Rather than buying luxury cars for the premiers, speakers of parliament and other government officials, Canadian provincial and federal governments invest that money in the people.

Equality of citizenship extends to the doctor’s office and public health care. In Canada, for example, a prime minister’s wife and female parliamentarians deliver in the same hospitals as the welfare recipients.

I was involved in a situation where a prime minister’s wife, already on the operating table, had to have her surgery put on hold because her anesthesiologist had the unique skills we needed to manage an ill mother who needed emergency caesarean delivery. The prime minister’s wife did not make a fuss at all, and was pleased to yield her time to a fellow citizen.

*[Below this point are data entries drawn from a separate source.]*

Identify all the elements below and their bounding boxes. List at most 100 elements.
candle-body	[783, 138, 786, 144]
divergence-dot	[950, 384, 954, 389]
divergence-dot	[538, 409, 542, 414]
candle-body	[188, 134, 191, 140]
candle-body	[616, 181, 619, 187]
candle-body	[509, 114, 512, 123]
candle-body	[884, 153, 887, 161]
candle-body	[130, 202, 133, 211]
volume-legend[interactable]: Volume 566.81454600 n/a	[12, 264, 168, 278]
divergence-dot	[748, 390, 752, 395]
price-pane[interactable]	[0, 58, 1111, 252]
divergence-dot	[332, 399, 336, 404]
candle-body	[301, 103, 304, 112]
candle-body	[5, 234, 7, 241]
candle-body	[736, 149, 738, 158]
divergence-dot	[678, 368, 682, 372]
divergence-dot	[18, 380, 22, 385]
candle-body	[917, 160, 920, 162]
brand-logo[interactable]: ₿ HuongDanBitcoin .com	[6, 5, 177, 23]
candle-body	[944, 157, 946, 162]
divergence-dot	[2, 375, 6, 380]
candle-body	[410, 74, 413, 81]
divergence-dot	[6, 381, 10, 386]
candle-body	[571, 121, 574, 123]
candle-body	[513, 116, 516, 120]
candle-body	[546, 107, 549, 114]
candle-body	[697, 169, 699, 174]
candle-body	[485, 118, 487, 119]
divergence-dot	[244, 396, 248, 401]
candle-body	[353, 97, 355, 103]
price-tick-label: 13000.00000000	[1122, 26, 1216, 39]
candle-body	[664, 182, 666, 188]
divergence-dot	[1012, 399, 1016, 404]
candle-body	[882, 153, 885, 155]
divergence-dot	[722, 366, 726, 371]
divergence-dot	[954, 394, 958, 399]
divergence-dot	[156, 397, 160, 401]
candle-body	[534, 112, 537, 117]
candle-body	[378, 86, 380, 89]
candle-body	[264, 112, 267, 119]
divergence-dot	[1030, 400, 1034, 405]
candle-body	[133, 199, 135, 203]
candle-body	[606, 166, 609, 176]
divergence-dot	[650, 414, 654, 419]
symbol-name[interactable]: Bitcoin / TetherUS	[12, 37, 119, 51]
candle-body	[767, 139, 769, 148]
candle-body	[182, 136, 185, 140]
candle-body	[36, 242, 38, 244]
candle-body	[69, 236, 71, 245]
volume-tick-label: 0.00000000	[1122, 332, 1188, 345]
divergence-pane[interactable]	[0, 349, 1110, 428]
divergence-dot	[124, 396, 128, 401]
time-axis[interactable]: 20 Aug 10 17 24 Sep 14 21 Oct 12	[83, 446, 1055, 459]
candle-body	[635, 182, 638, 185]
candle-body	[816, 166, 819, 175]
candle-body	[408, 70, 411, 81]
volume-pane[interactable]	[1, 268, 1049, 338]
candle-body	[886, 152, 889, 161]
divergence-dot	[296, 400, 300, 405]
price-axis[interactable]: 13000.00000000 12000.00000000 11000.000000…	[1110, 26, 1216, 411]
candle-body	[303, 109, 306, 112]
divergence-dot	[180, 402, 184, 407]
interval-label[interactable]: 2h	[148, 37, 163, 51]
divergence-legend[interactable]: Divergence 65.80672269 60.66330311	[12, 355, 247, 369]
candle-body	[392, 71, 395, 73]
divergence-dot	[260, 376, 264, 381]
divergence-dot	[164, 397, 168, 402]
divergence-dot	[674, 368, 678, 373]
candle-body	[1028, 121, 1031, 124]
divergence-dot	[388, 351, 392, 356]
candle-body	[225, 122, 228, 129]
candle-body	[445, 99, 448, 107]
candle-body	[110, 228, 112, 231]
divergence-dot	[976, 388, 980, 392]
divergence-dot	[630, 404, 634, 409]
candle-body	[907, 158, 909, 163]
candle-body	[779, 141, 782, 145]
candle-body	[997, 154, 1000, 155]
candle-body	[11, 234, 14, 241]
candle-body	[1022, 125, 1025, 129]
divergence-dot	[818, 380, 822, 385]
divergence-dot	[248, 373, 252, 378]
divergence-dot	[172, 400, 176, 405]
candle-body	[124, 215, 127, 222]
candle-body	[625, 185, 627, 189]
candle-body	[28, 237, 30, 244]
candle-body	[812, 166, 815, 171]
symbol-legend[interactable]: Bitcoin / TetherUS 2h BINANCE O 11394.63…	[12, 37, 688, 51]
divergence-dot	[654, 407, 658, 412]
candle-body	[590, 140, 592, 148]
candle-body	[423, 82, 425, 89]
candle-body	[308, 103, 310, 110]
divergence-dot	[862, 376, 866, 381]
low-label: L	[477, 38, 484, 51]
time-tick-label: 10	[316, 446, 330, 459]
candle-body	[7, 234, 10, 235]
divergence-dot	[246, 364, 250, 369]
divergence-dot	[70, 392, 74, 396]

It is this mindset that enables doctors and nurses in Canada and other advanced economies to keep focus on their number one obligation – the patient.

Pomp and ceremony must never matter more than the lives of the so-called ordinary people. Not even a visiting president should distract health care professionals from providing the best care to the lowliest citizen.

It takes self-liberation and a return to the great ruling principle of good medical practice: Primum non nocere – Above all, do no harm.